Teri, loved that I could revisit this blog.
I have a childlike understanding of how the “New Covenant” of Jesus brought fulfillment, more than change of OT prophecies – these 3 verses in Psalm 18: 34-36 (written by David certainly reflect the issues of David’s time). And perfectly relate to your writings ‘There is Power in the Name of Jesus’! Jesus taught of peace, not revenge or war, to pray for the protective armor of the Triune God to cover us in times of trouble (Corinthians?) So, should we now read from the Psalm to pray for understanding of how to tackle our ‘fights’ and for the Might, Power and Protection of the One True God to guide us?! To still continuously call on His Holy Name?
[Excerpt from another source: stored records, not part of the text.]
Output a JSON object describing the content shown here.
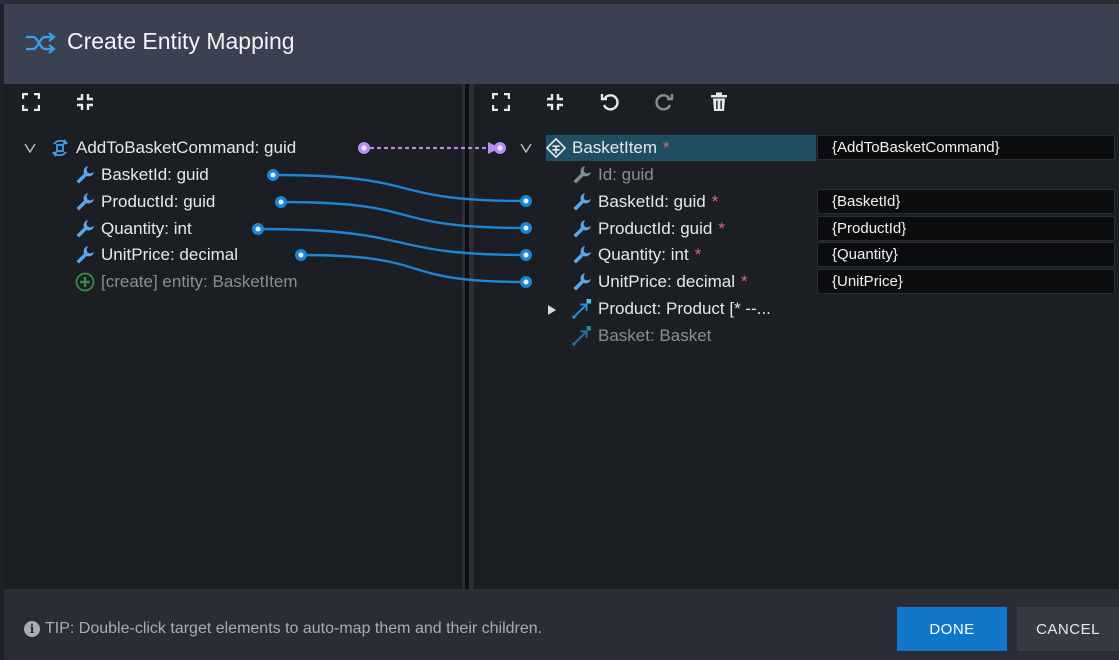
{
  "dialog": {
    "title": "Create Entity Mapping"
  },
  "source_tree": {
    "root": {
      "label": "AddToBasketCommand: guid"
    },
    "children": [
      {
        "label": "BasketId: guid"
      },
      {
        "label": "ProductId: guid"
      },
      {
        "label": "Quantity: int"
      },
      {
        "label": "UnitPrice: decimal"
      },
      {
        "label": "[create] entity: BasketItem"
      }
    ]
  },
  "target_tree": {
    "root": {
      "label": "BasketItem",
      "required": "*",
      "value": "{AddToBasketCommand}"
    },
    "children": [
      {
        "label": "Id: guid",
        "required": "",
        "value": ""
      },
      {
        "label": "BasketId: guid",
        "required": "*",
        "value": "{BasketId}"
      },
      {
        "label": "ProductId: guid",
        "required": "*",
        "value": "{ProductId}"
      },
      {
        "label": "Quantity: int",
        "required": "*",
        "value": "{Quantity}"
      },
      {
        "label": "UnitPrice: decimal",
        "required": "*",
        "value": "{UnitPrice}"
      },
      {
        "label": "Product: Product [* --...",
        "required": "",
        "value": ""
      },
      {
        "label": "Basket: Basket",
        "required": "",
        "value": ""
      }
    ]
  },
  "footer": {
    "tip_text": "TIP: Double-click target elements to auto-map them and their children.",
    "done_label": "DONE",
    "cancel_label": "CANCEL"
  },
  "colors": {
    "accent": "#1177c9",
    "connector": "#1a86d6",
    "dotted_connector": "#b98cf0",
    "selection": "#1f4e63",
    "required": "#e06a6a"
  },
  "icons": {
    "title": "shuffle-icon",
    "expand": "expand-icon",
    "collapse": "collapse-icon",
    "undo": "undo-icon",
    "redo": "redo-icon",
    "delete": "trash-icon",
    "attribute": "wrench-icon",
    "create": "plus-circle-icon",
    "association": "association-arrow-icon"
  }
}
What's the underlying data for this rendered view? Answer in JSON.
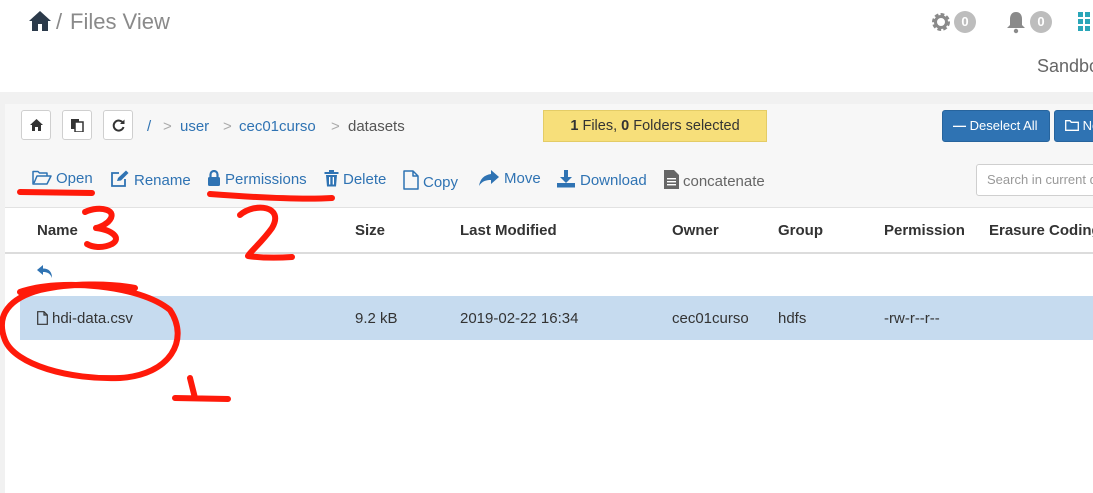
{
  "header": {
    "title": "Files View",
    "separator": "/",
    "settings_count": "0",
    "notifications_count": "0",
    "sandbox_label": "Sandbo"
  },
  "breadcrumb": {
    "root": "/",
    "sep": ">",
    "items": [
      "user",
      "cec01curso",
      "datasets"
    ]
  },
  "selection": {
    "files": "1",
    "files_label": " Files, ",
    "folders": "0",
    "folders_label": " Folders selected"
  },
  "buttons": {
    "deselect_all": "Deselect All",
    "new_folder": "Ne"
  },
  "actions": {
    "open": "Open",
    "rename": "Rename",
    "permissions": "Permissions",
    "delete": "Delete",
    "copy": "Copy",
    "move": "Move",
    "download": "Download",
    "concatenate": "concatenate"
  },
  "search": {
    "placeholder": "Search in current d"
  },
  "table": {
    "headers": [
      "Name",
      "Size",
      "Last Modified",
      "Owner",
      "Group",
      "Permission",
      "Erasure Coding"
    ],
    "rows": [
      {
        "name": "hdi-data.csv",
        "size": "9.2 kB",
        "modified": "2019-02-22 16:34",
        "owner": "cec01curso",
        "group": "hdfs",
        "permission": "-rw-r--r--"
      }
    ]
  },
  "annotations": {
    "mark1": "1",
    "mark2": "2",
    "mark3": "3",
    "color": "#ff1a0a"
  },
  "colors": {
    "link": "#2f73b3",
    "selected_row": "#c6dbef",
    "highlight": "#f7df7a"
  }
}
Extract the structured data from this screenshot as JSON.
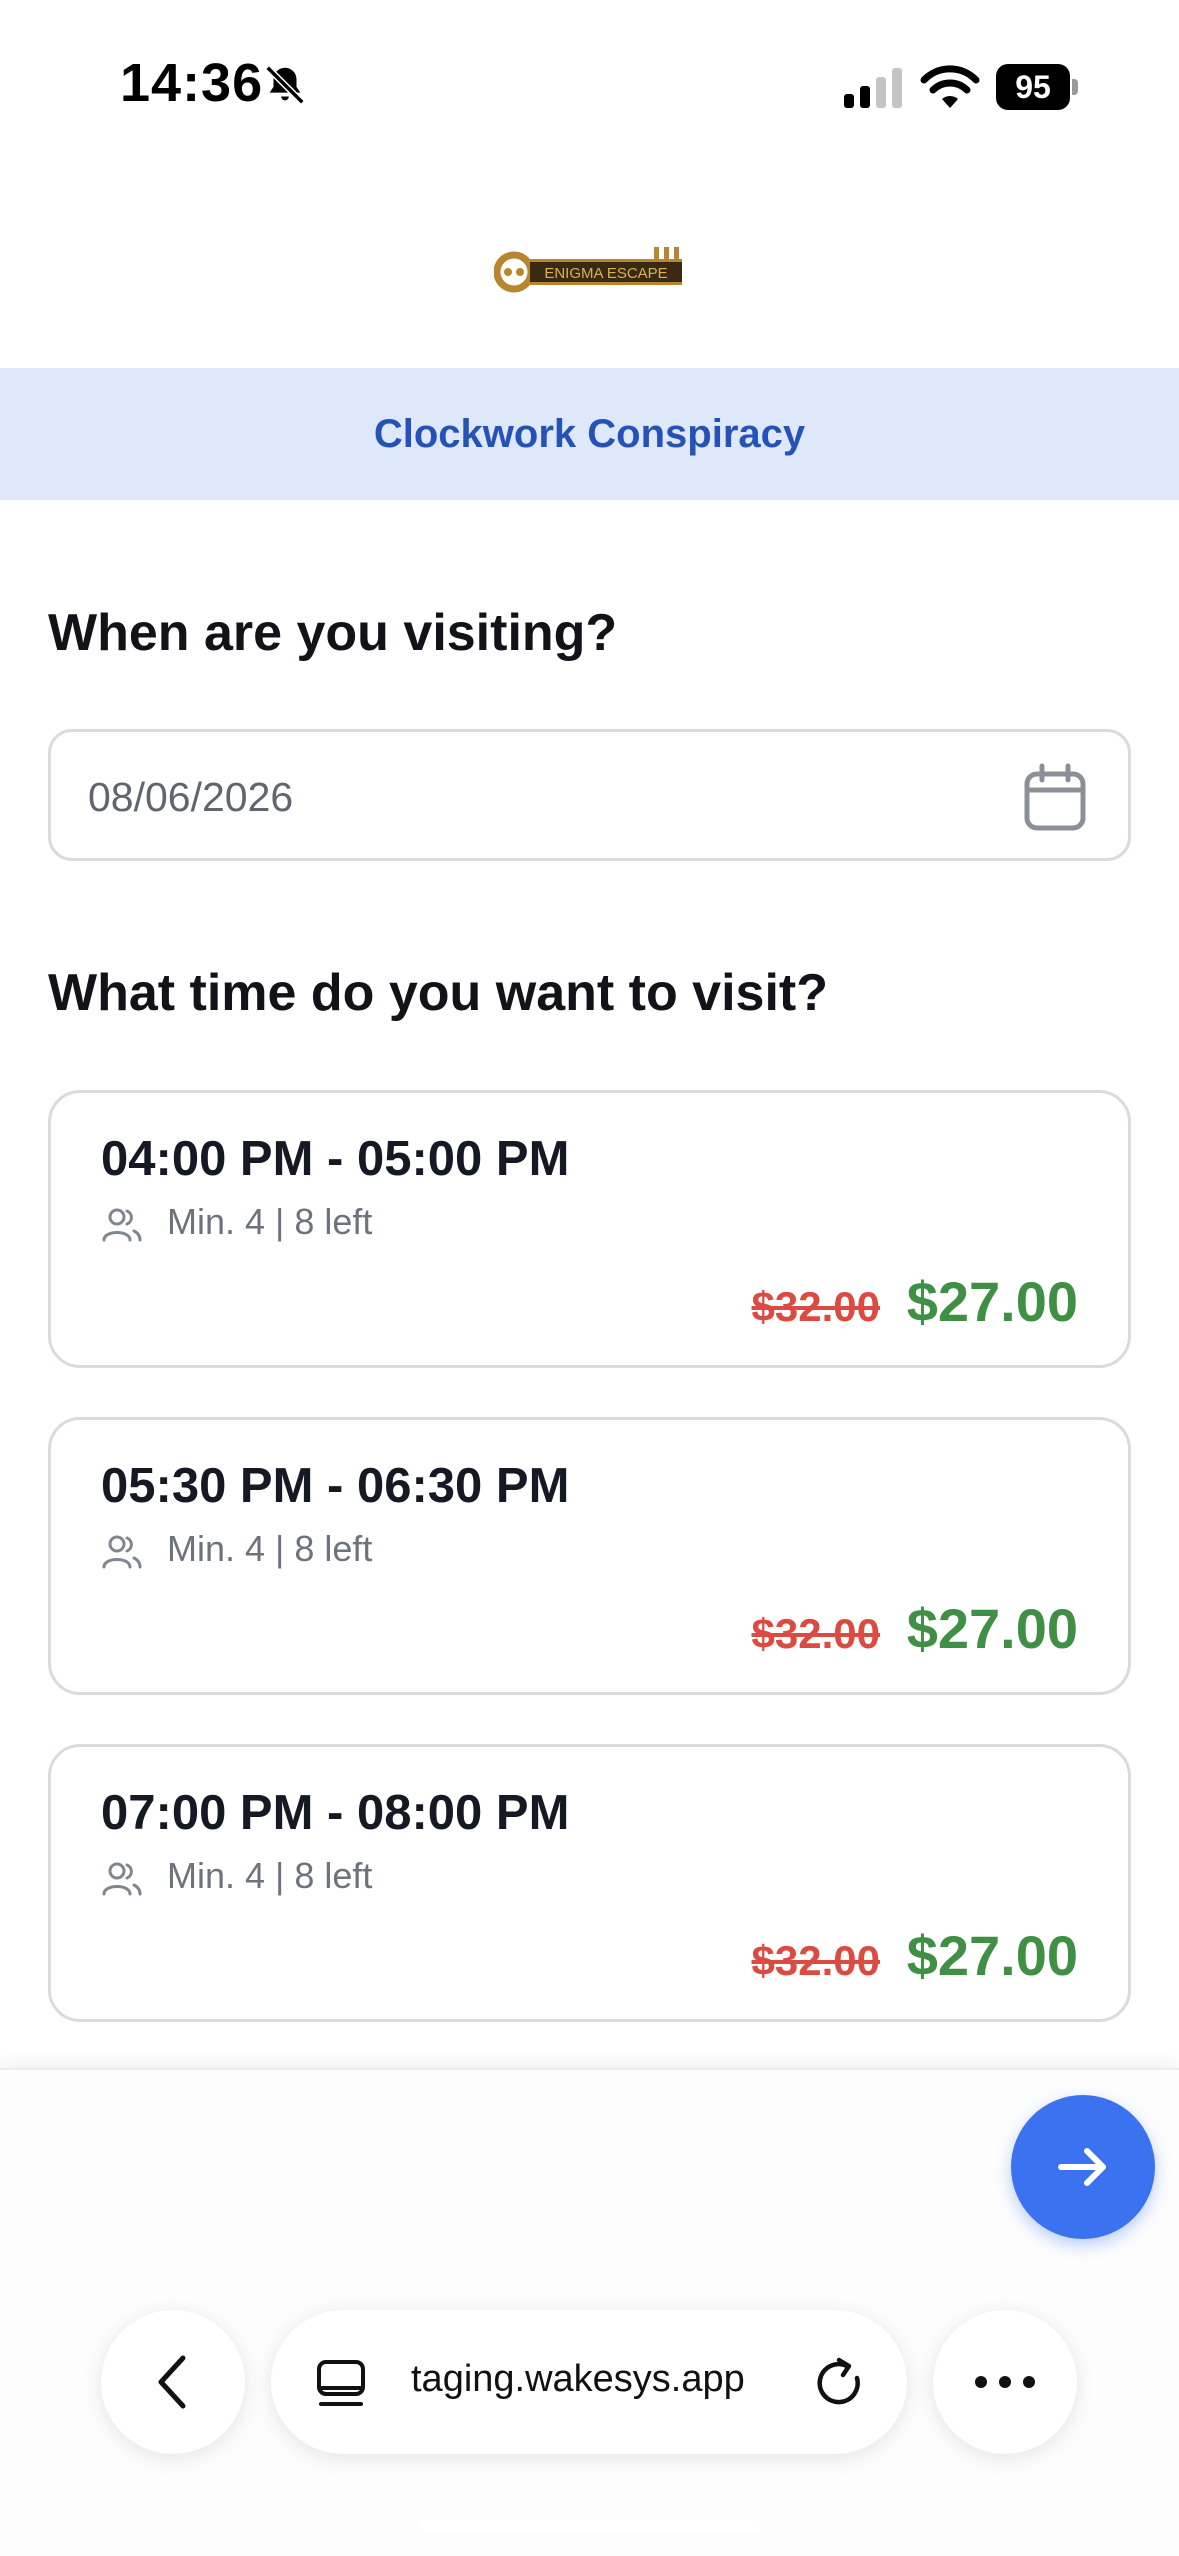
{
  "status_bar": {
    "time": "14:36",
    "battery": "95",
    "icons": [
      "bell-slash-icon",
      "cellular-signal-icon",
      "wifi-icon",
      "battery-icon"
    ]
  },
  "brand": {
    "logo_text": "ENIGMA ESCAPE",
    "colors": {
      "gold": "#b8862f",
      "dark": "#3a2a14"
    }
  },
  "room": {
    "title": "Clockwork Conspiracy"
  },
  "date_section": {
    "heading": "When are you visiting?",
    "date_value": "08/06/2026",
    "icon": "calendar-icon"
  },
  "time_section": {
    "heading": "What time do you want to visit?",
    "slots": [
      {
        "time": "04:00 PM - 05:00 PM",
        "meta": "Min. 4 | 8 left",
        "old_price": "$32.00",
        "price": "$27.00"
      },
      {
        "time": "05:30 PM - 06:30 PM",
        "meta": "Min. 4 | 8 left",
        "old_price": "$32.00",
        "price": "$27.00"
      },
      {
        "time": "07:00 PM - 08:00 PM",
        "meta": "Min. 4 | 8 left",
        "old_price": "$32.00",
        "price": "$27.00"
      }
    ]
  },
  "actions": {
    "next_icon": "arrow-right-icon"
  },
  "browser": {
    "url": "taging.wakesys.app",
    "icons": [
      "back-chevron-icon",
      "tabs-icon",
      "reload-icon",
      "more-icon"
    ]
  },
  "colors": {
    "accent_blue": "#3a72ef",
    "banner_bg": "#dfe8fb",
    "banner_text": "#2453b8",
    "price_green": "#3f8f45",
    "strike_red": "#dc4b42"
  }
}
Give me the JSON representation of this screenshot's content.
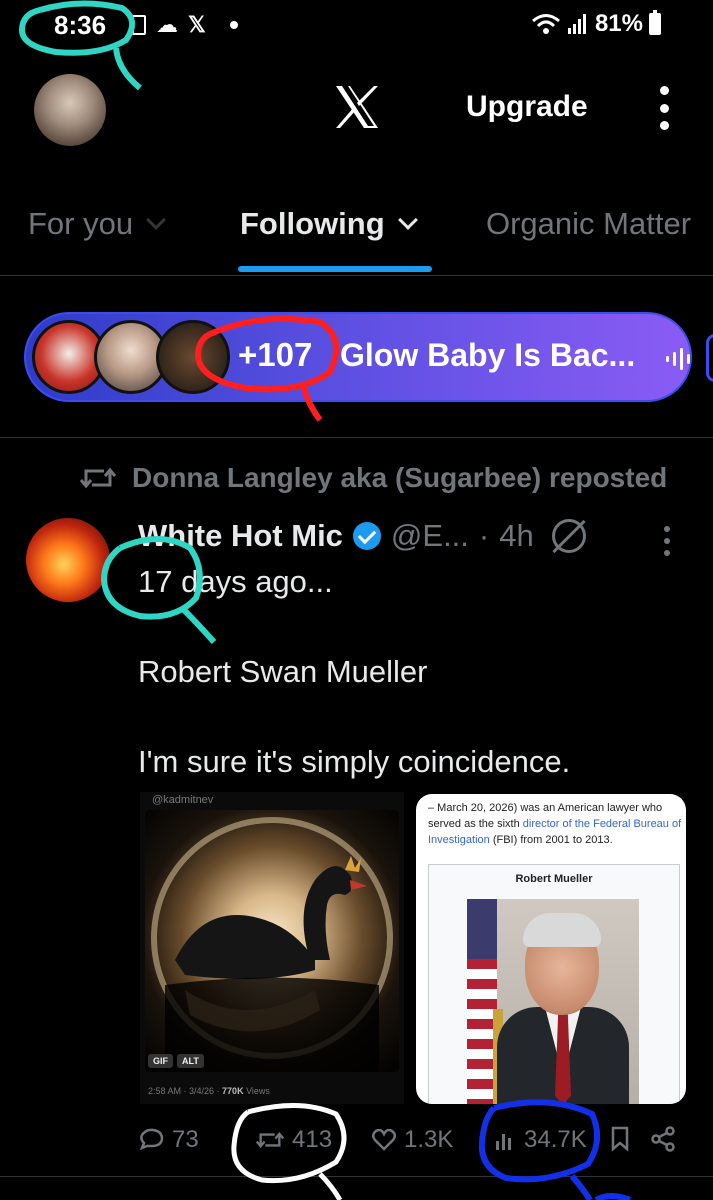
{
  "status_bar": {
    "time": "8:36",
    "battery": "81%",
    "icons": [
      "sim-icon",
      "cloud-icon",
      "x-app-icon",
      "dot-icon",
      "wifi-icon",
      "signal-icon",
      "battery-icon"
    ]
  },
  "header": {
    "upgrade_label": "Upgrade"
  },
  "tabs": [
    {
      "label": "For you"
    },
    {
      "label": "Following"
    },
    {
      "label": "Organic Matter"
    }
  ],
  "spaces_pill": {
    "count": "+107",
    "separator": "·",
    "title": "Glow Baby Is Bac..."
  },
  "tweet": {
    "repost_label": "Donna Langley aka (Sugarbee) reposted",
    "author_name": "White Hot Mic",
    "handle": "@E...",
    "dot": "·",
    "time_ago": "4h",
    "lines": [
      "17 days ago...",
      "Robert Swan Mueller",
      "I'm sure it's simply coincidence."
    ],
    "media_left": {
      "handle": "@kadmitnev",
      "badges": [
        "GIF",
        "ALT"
      ],
      "meta_time": "2:58 AM · 3/4/26 · ",
      "meta_views": "770K",
      "meta_views_suffix": " Views"
    },
    "media_right": {
      "text_before_link": "– March 20, 2026) was an American lawyer who served as the sixth ",
      "link": "director of the Federal Bureau of Investigation",
      "text_after_link": " (FBI) from 2001 to 2013.",
      "infobox_title": "Robert Mueller"
    },
    "actions": {
      "replies": "73",
      "reposts": "413",
      "likes": "1.3K",
      "views": "34.7K"
    }
  },
  "colors": {
    "accent": "#1d9bf0",
    "muted": "#71767b",
    "annotation_teal": "#2fd6c4",
    "annotation_red": "#ff1f1f",
    "annotation_white": "#ffffff",
    "annotation_blue": "#1230e8"
  }
}
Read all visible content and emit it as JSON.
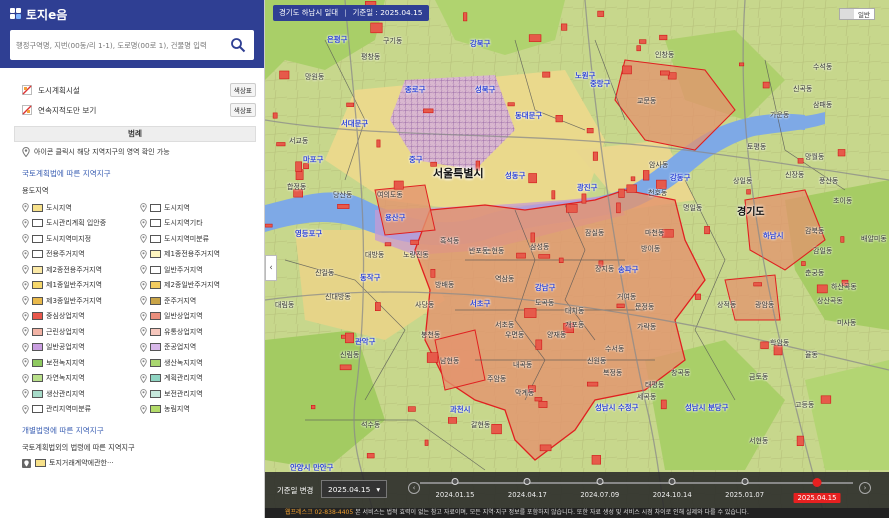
{
  "app": {
    "title": "토지e음"
  },
  "search": {
    "placeholder": "행정구역명, 지번(00동/리 1-1), 도로명(00로 1), 건물명 입력"
  },
  "layers": [
    {
      "label": "도시계획시설",
      "button": "색상표"
    },
    {
      "label": "연속지적도만 보기",
      "button": "색상표"
    }
  ],
  "legend": {
    "title": "범례",
    "note": "아이콘 클릭시 해당 지역지구의 영역 확인 가능",
    "section1": "국토계획법에 따른 지역지구",
    "subsection1": "용도지역",
    "zones": [
      {
        "label": "도시지역",
        "color": "#f7e18a"
      },
      {
        "label": "도시지역",
        "color": "#ffffff"
      },
      {
        "label": "도시관리계획 입안중",
        "color": "#ffffff"
      },
      {
        "label": "도시지역기타",
        "color": "#ffffff"
      },
      {
        "label": "도시지역미지정",
        "color": "#ffffff"
      },
      {
        "label": "도시지역미분류",
        "color": "#ffffff"
      },
      {
        "label": "전용주거지역",
        "color": "#ffffff"
      },
      {
        "label": "제1종전용주거지역",
        "color": "#fff6c0"
      },
      {
        "label": "제2종전용주거지역",
        "color": "#fbe9a6"
      },
      {
        "label": "일반주거지역",
        "color": "#ffffff"
      },
      {
        "label": "제1종일반주거지역",
        "color": "#f5d76b"
      },
      {
        "label": "제2종일반주거지역",
        "color": "#f3cc60"
      },
      {
        "label": "제3종일반주거지역",
        "color": "#e9b94b"
      },
      {
        "label": "준주거지역",
        "color": "#c9a447"
      },
      {
        "label": "중심상업지역",
        "color": "#e8574b"
      },
      {
        "label": "일반상업지역",
        "color": "#ea8f7d"
      },
      {
        "label": "근린상업지역",
        "color": "#f2b3a5"
      },
      {
        "label": "유통상업지역",
        "color": "#f6c7bd"
      },
      {
        "label": "일반공업지역",
        "color": "#c99ee0"
      },
      {
        "label": "준공업지역",
        "color": "#d8b8ea"
      },
      {
        "label": "보전녹지지역",
        "color": "#8ec95f"
      },
      {
        "label": "생산녹지지역",
        "color": "#a9d66f"
      },
      {
        "label": "자연녹지지역",
        "color": "#b9e08a"
      },
      {
        "label": "계획관리지역",
        "color": "#8fd4c2"
      },
      {
        "label": "생산관리지역",
        "color": "#a7dbc9"
      },
      {
        "label": "보전관리지역",
        "color": "#c6e8dc"
      },
      {
        "label": "관리지역미분류",
        "color": "#ffffff"
      },
      {
        "label": "농림지역",
        "color": "#b3db6a"
      }
    ],
    "section2": "개별법령에 따른 지역지구",
    "subsection2": "국토계획법외의 법령에 따른 지역지구",
    "trade": {
      "label": "토지거래계약에관한···",
      "color": "#f7e18a"
    }
  },
  "map": {
    "region": "경기도 하남시 일대",
    "base_date": "기준일 : 2025.04.15",
    "basemap": "일반",
    "labels": {
      "seoul": "서울특별시",
      "gyeonggi": "경기도",
      "gu": [
        "은평구",
        "종로구",
        "성북구",
        "강북구",
        "노원구",
        "서대문구",
        "동대문구",
        "중랑구",
        "마포구",
        "중구",
        "성동구",
        "광진구",
        "용산구",
        "강동구",
        "영등포구",
        "동작구",
        "서초구",
        "강남구",
        "송파구",
        "관악구",
        "하남시",
        "과천시",
        "안양시 만안구",
        "성남시 수정구",
        "성남시 분당구"
      ],
      "dong": [
        "구기동",
        "평창동",
        "인창동",
        "교문동",
        "수석동",
        "신곡동",
        "삼패동",
        "가운동",
        "토평동",
        "암사동",
        "천호동",
        "상일동",
        "명일동",
        "망월동",
        "신장동",
        "풍산동",
        "초이동",
        "감북동",
        "감일동",
        "마천동",
        "장지동",
        "거여동",
        "문정동",
        "가락동",
        "방이동",
        "잠실동",
        "삼성동",
        "역삼동",
        "논현동",
        "도곡동",
        "개포동",
        "대치동",
        "수서동",
        "세곡동",
        "신원동",
        "내곡동",
        "우면동",
        "양재동",
        "서초동",
        "반포동",
        "방배동",
        "사당동",
        "흑석동",
        "노량진동",
        "대방동",
        "신대방동",
        "봉천동",
        "신림동",
        "남현동",
        "주암동",
        "막계동",
        "갈현동",
        "복정동",
        "창곡동",
        "태평동",
        "상적동",
        "금토동",
        "고등동",
        "학암동",
        "율동",
        "서현동",
        "하산곡동",
        "상산곡동",
        "춘궁동",
        "광암동",
        "배알미동",
        "미사동",
        "망원동",
        "서교동",
        "합정동",
        "당산동",
        "여의도동",
        "신길동",
        "대림동",
        "석수동"
      ]
    },
    "timeline": {
      "label": "기준일 변경",
      "selected": "2025.04.15",
      "dates": [
        "2024.01.15",
        "2024.04.17",
        "2024.07.09",
        "2024.10.14",
        "2025.01.07",
        "2025.04.15"
      ]
    },
    "footer": {
      "phone": "웹프레스크 02-838-4405",
      "text": "본 서비스는 법적 효력이 없는 참고 자료이며, 모든 지역·지구 정보를 포함하지 않습니다. 또한 자료 생성 및 서비스 시점 차이로 인해 실제와 다를 수 있습니다."
    }
  }
}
It sounds like I am answering my own query, but would so appreciate your clear Theological reasoning on this please. Forgive me if it is not the correct protocol to approach you in this way. Blessings.

59535. admin said,
August 28th, 2021 at 12:24 pm

Robbie you are so dear! I’m grateful for your comment here. Thank you. I’m probably not the best person to answer your astute question. But here it goes: I’m learning a lot of new lessons in this season of life. First, God’s answers to my prayers (more often than not) don’t look anything like what I asked for. Secondly, Jesus’ way of handling this fallen world is not the way I’d like to handle this fallen world. But I know our God is trustworthy and I know He is faithful. And as our brothers and sisters in Christ in Afghanistan, North Korea, China, and Nigeria (just to name a few nations) can testify, martyrdom has not been done away with by God. It still exists. Hebrews 11 has two kinds of faithful followers of Christ: those whose lives were delivered and raised from the dead and those who were torn apart by lions. My prayer is to be found faithful–no matter what. And like Corrie ten Boom always taught, God will give us the grace we need at the very moment we need it. I believe Jesus is coming again. When? I don’t know, but I want to be found ready and I pray my lamp is full of oil at His appearing. And I wholeheartedly agree with you, I am asking for the One True God to guide us all. Love and appreciate you so much dear Robbie!